I've been musing off and on about a study I read about in the Times a few weeks ago that shows that most Americans grow happier as they age--with a particularly marked rise in happiness after age 50, continuing through the 80s. "[T]ales of midlife crisis," a follow-up article notes, "are the equivalent of urban myths. The most anxiety-ridden years are the 20s and early 30s."
On the one hand, this certainly jibes with my own experience. I was impatient to become an adult, delighted to turn thirty, and have experienced each successive stage of my life as better than the last. My parents, who are 71 and 63, seem like they've never been happier--and it's not just being retired. As far back as I've been paying attention, they seem to have been continually growing as people and taking active pleasure in every change.
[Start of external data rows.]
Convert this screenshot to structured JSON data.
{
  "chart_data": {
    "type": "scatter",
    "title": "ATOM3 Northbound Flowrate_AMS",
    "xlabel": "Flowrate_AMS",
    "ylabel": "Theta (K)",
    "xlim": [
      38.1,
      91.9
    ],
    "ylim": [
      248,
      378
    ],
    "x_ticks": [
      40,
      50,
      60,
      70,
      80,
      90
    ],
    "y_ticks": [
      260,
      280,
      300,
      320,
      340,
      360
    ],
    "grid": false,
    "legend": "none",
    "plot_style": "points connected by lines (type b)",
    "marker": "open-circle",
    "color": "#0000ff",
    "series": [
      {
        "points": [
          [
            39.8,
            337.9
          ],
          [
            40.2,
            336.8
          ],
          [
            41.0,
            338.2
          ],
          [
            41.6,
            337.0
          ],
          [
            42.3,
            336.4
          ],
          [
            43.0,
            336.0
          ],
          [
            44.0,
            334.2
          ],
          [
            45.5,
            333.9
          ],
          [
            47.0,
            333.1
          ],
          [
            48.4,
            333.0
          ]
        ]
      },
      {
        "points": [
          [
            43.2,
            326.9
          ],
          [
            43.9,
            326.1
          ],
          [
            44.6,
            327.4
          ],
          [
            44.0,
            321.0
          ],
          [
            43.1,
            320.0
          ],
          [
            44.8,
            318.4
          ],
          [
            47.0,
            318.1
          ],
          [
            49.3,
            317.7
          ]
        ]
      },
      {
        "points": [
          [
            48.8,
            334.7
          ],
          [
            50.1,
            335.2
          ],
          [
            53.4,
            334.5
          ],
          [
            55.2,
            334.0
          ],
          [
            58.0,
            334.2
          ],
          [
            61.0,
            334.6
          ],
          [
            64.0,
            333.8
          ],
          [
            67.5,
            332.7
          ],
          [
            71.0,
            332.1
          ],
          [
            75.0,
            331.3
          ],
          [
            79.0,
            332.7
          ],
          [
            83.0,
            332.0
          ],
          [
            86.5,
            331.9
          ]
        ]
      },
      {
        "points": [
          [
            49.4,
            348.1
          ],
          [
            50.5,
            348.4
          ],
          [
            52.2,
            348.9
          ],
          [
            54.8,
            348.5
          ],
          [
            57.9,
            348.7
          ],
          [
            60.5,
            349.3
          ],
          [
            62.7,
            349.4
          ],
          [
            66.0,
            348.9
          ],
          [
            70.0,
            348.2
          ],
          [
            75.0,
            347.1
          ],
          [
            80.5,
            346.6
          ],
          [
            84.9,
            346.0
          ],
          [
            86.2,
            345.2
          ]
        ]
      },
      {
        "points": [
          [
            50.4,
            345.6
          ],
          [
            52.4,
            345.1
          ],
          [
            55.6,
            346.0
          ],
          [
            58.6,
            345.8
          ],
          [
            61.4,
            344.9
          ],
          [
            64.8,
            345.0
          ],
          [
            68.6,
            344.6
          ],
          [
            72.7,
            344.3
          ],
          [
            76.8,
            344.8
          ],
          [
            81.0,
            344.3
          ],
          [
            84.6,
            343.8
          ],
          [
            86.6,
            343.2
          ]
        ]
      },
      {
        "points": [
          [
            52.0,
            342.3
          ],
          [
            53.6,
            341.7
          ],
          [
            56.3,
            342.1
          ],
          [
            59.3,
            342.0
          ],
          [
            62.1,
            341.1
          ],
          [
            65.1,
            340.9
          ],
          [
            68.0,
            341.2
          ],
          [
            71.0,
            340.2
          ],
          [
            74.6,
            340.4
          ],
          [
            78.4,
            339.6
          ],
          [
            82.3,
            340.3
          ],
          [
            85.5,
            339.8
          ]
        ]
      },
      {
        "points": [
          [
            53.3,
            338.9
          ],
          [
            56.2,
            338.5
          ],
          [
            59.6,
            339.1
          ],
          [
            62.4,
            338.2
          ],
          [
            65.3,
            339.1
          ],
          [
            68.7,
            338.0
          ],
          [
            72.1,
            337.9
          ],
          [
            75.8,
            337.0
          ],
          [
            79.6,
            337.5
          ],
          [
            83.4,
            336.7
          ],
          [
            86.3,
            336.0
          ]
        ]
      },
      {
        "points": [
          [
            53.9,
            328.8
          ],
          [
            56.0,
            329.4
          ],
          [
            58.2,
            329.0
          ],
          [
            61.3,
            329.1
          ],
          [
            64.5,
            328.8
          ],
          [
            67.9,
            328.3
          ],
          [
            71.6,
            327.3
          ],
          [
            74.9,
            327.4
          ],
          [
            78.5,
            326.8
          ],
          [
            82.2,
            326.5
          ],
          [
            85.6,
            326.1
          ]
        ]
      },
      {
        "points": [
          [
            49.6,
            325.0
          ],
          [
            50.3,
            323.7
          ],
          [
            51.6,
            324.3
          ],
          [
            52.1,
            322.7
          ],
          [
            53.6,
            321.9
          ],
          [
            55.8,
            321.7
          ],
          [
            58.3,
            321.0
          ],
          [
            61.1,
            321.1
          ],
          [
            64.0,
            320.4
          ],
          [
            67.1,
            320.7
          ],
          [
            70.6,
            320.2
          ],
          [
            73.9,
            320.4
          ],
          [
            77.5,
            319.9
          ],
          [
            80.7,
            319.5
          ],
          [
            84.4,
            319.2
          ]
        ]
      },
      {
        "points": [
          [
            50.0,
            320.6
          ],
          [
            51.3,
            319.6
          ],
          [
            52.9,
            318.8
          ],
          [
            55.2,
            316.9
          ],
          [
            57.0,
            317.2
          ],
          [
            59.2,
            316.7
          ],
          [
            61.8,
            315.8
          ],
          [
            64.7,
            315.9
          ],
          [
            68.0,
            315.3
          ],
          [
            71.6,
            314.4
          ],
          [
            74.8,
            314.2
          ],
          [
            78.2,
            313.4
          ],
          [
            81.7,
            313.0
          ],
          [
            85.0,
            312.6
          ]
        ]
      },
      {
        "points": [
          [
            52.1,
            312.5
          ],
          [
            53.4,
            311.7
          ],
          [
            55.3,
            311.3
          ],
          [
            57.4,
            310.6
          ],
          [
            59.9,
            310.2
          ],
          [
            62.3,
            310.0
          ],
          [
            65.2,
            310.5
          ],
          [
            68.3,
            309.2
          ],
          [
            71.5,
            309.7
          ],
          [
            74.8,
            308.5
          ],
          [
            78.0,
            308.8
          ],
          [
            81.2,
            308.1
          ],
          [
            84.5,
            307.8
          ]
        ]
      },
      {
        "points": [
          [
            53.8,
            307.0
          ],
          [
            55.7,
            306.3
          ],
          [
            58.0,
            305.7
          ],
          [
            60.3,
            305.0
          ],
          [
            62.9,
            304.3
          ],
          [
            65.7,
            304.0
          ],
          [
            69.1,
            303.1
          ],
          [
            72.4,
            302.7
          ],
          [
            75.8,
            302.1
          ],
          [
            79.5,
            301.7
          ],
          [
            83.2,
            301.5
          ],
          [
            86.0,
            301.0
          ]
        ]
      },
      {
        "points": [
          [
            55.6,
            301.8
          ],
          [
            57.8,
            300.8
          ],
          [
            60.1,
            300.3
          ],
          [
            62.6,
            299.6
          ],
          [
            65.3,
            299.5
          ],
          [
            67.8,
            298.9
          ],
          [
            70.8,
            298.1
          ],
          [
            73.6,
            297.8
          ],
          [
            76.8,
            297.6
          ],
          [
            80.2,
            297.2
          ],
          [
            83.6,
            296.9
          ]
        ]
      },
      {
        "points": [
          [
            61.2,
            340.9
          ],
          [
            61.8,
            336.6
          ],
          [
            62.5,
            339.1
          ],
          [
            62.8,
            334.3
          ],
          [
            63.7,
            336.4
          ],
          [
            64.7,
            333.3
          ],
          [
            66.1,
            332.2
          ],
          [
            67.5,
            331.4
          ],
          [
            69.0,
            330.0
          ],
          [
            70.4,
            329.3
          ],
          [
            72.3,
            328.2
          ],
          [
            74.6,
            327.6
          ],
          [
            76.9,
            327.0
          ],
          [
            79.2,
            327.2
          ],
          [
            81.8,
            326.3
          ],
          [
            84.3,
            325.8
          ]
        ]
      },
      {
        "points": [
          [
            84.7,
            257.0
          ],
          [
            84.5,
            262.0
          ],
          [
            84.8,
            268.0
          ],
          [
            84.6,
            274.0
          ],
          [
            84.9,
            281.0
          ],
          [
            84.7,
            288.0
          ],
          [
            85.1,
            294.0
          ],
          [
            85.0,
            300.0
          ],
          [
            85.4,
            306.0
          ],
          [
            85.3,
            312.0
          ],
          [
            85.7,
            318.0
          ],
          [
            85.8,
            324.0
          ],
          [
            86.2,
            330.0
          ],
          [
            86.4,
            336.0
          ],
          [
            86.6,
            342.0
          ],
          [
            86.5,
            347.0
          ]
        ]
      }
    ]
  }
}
But on the other hand, I wonder how much of midlife happiness is dependent on circumstances and personality. Most people become more stable and more secure as they age, and by fifty most people are probably coming to accept where they are and what they've done with their lives. But what about those people who haven't achieved stability, or who are going through negative life events at midlife (divorce, illness, the death of a loved one)? I assume they would not rate themselves as happier, although perhaps they're happier than if those events had occurred in their younger years. I also have a hard time believing that people who, in their thirties, are prone to extreme regret and self-recrimination dispense with those tendencies as they age.
Temperament surely affects happiness, as do the kinds of models or expectations one has for adulthood. The Times article mentioned that it's hard for people in a youth-worshiping culture to get their heads around the idea that middle-aged and older adults are happier than people in their 20s. But I think it's less that we valorize youth than that we disparage adulthood. As popularly conceived, adulthood is a time to Get Serious, Take Responsibility, and Settle Down; a time when (the fear seems to be) one or two decisions will irreversibly determine The Rest of Your Life. You'll wake up one day, married with two kids and a mortgage, and that's all she wrote. (Historiann had a great post a while back about how this vision of adulthood--as a deeply unfun and entirely mandatory experience--seems to underlie the hooliganish partying that takes place on some college campuses.)
I suppose I'm lucky that my parents continually told me and my brother not only that life gets better as one gets older, but that no decision is make-or-break. Whatever opportunities my various family members might have wished were open to them, or whatever twists and turns their lives may have taken, their self-narratives have always been positive ones, emphasizing the pleasures and the non-quantifiable benefits that come from lives that don't follow a single smooth path.
My dad used to talk about this a lot, when I was in my early 20s and anxious about my future. A first-generation college student, he didn't succeed at his first major (engineering), so had to find another one (geology). After college, instead of starting a career in that field, he became a naval officer. He spent three years on an aircraft carrier, in the early days of the Vietnam War, then moved into the reserves (where he remained for 20 years). He started grad school in geology, but dropped out. He met my mother. Moved to a new state. Got an MBA. Worked for a mining company, but didn't like it. Moved to another state. Went to work for a government agency. Had two kids. After fifteen years with the government, he quit to join my uncle's home-building company. That didn't work out, so after a year he resumed his government job, initially at a lower GS level.
Some people, I imagine, would experience some of these decisions as mistakes, or at least as sources of regret. My dad may have felt that way about some of them back when they happened, but the lesson he and my mom imparted to us was: things work out. When you have an opportunity, you should take it. No decisions are wrong decisions if they were made for good reasons at the time.
Based on the study the Times reports on, lots of older people must feel similarly. But we younger folk--and especially much younger folk, like our students--either aren't told such things, or don't believe them. Maybe there's no way to believe that it will all work out (and that it's okay to major in philosophy rather than accounting) until you've seen it happen. But I sure do wish we'd stop feeding young adults that "best years of your life" bullshit.